Our floating luxury barge docked this morning in Cairo - the city of a thousand Minarets.

Across the roofs the haunting call to prayer greeted us through the first flush of morning.  The eerie sound scattered flocks of pigeons, their wings beating an echoing clamour of noise as they circled over this ancient city that evokes a land that even Aladdin forgot.

Rising up somewhere through the mist to our starboard, were the pyramids awakening from their slumber under a thick dew of mist and smog. Originally, during the annual flooding of the Nile, great locks and canals were built to divert the river out to Giza facilitating the building of these giants. However the canals have long gone - the original tributaries now full of sand and the detritus of a population of 12 million people. The view of the pyramids is now blocked to us and all that we can see are canyons of shanties, slums and luxury apartments crammed together in an egalitarian jumble of joy and despair.  

We faced an exhaustive day of sightseeing which amongst other sites, included a visit to the Mosque of Muhammad Ali situated high on the Citadel overlooking the city, its bastion canon pointing ominously out over the megalopolis and its inhabitants. The stunning chandelier and alabaster-clad interior would wow us in a city thats architectural style is generally Islamic or just plain “concrete box”. With its huge vast dome and forecourt - probably the most beautiful in Cairo, it has stood on this hill since the mid-19th century and is a modern interloper in a city that has stood here since it began as a Babylonian fortress.
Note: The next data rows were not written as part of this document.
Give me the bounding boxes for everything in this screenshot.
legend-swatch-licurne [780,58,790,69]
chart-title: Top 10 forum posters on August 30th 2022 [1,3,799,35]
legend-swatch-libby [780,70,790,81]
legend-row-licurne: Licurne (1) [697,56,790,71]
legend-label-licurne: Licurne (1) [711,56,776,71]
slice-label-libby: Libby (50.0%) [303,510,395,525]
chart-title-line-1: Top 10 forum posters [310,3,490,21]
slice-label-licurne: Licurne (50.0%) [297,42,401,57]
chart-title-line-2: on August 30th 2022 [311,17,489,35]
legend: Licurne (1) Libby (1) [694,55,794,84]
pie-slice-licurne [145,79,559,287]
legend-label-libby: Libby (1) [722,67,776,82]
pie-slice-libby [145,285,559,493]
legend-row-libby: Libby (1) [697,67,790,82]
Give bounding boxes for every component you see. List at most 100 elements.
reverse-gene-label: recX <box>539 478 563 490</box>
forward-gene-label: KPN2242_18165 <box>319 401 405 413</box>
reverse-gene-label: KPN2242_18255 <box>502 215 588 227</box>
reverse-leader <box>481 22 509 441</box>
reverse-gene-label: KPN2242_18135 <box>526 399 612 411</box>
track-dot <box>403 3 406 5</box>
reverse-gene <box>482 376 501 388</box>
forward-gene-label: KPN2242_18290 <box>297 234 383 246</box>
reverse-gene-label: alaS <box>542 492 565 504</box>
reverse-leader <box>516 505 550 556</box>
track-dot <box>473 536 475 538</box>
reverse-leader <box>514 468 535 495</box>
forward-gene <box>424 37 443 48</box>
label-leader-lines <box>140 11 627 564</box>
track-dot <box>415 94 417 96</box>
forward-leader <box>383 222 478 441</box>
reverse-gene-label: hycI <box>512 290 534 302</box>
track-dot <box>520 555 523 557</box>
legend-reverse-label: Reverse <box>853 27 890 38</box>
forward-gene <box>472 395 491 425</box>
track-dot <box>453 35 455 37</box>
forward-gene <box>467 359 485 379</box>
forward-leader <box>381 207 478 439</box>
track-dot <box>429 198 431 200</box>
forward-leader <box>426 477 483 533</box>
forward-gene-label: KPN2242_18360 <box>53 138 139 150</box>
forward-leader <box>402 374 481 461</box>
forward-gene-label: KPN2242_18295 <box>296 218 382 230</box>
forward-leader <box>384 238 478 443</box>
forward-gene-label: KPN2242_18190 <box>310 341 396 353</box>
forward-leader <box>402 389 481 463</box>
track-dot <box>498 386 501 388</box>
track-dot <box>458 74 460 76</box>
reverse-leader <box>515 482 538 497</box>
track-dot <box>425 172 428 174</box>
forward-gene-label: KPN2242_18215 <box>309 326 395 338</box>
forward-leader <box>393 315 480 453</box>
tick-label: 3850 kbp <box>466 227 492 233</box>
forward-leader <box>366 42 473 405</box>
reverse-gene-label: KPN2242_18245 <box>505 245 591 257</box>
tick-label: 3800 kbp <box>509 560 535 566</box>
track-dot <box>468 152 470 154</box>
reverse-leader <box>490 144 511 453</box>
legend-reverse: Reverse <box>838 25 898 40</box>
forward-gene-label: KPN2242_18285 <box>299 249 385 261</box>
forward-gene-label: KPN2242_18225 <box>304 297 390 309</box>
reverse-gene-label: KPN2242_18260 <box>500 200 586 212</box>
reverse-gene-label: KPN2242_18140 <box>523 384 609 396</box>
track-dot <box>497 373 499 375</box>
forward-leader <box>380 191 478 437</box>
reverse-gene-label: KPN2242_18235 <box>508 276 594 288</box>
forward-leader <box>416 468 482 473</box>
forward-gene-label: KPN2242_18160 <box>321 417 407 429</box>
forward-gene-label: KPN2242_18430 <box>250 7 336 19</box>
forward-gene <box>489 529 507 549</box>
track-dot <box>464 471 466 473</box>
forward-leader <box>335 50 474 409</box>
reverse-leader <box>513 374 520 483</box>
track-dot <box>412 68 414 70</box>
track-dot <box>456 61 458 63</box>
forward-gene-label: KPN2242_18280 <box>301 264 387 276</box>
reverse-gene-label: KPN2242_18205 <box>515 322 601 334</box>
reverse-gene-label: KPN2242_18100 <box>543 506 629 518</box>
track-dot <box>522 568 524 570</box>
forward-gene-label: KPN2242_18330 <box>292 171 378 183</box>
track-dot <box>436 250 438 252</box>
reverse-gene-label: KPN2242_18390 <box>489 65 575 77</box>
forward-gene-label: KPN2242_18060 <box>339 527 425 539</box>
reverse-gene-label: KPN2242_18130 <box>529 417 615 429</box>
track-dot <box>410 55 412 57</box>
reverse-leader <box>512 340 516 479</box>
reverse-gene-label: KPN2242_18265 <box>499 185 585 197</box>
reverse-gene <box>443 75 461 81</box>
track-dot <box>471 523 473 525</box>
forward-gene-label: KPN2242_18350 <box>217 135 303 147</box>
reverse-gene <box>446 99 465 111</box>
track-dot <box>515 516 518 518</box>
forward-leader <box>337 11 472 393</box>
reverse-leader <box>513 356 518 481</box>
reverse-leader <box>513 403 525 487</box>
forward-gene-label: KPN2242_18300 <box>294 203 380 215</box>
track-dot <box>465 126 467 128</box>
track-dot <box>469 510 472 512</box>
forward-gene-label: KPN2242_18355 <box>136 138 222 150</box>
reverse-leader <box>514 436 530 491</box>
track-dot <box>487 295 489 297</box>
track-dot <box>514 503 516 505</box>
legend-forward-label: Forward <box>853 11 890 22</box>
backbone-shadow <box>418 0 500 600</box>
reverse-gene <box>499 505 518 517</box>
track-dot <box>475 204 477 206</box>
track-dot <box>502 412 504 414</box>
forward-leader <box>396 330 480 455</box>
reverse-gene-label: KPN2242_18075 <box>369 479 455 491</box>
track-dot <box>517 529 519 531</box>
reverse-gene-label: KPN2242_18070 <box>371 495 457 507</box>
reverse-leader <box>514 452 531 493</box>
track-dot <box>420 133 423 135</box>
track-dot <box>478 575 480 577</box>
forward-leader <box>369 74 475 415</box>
Below the citadel and jostling against the remains of an ancient city wall, is the vast Khan El-Khalili Bazaar, a jumble of merchandise and artisan studios like you have never seen before.

Cairo is also known as Khere - Ohe or “The place of Combat”. Spend an evening in the market and you will understand why.

The Harvard School of Ali Baba’s 40 thieves, a caravanserai  has stood on this spot since the 13th Century and has been a den for all manner of traders to hone their skills of haggling on the unsuspecting browser.  It may appear dodgy, but it is a must-do for any self-respecting tourist to experience. 

Great avenues of hanging silverware cling tenaciously to wires above a series of cobbled streets and alleyways, ringing competitively against the sound of shopkeepers calling you to view.  The smells and sights of the area’s many coffee houses and street markets waft up and around thick rolls of carpet and fabrics, mixing coffee, spices and camel meat in an aromatic conglomeration assaulting the senses. 

This is not just a tourist site, but a living, working market where you will be surrounded by the locals wearing Hijab or Christian Dior, Gallibaya or Levis, shopping for their dinner and haberdashery whilst the men playing backgammon, socialise at tables and hapless tourists shop for their souvenirs of their trip of a life time.

Set in one of the backstreets, is the city’s most famous coffee institution, “El Fishawis”. Established in 1773 and part of the life and tradition of this city, the beautiful coffee house is decorated in an abundance of mirrors and brass plates. Populated by locals with thick black moustaches and abundant chest hair, the ambrosial tobacco smoke of the Shisha pipe and the sound of the drums and Arabic singing, spills out of its rooms onto the thoroughfare - adding an atmosphere that Ponsonby Central would kill for.  The glutinous black coffee concoction served here in the fine silver Cezve’s will sustain you for hours of shopping in the market.

Once we had stumbled dusty and tired, back through the alleyways of commercial Cairo to the safety of our cruiser, the sights and sounds of the market fading, we relaxed on the top deck of our boat with a regenerative drink on hand, taking in the ancient Nile surrounding us. Low-lying dining skiffs covered in multi coloured lights, floated past us with the sound of belly dancing and the reed pipe echoing across waters that have flowed from the deepest recesses and valleys of darkest Africa since the beginning of time and will continue to do so long after we have gone.


You are told that Egypt is called many things, but sitting here on this great river you can really understand why she is  most widely known as “The Mother of the World”.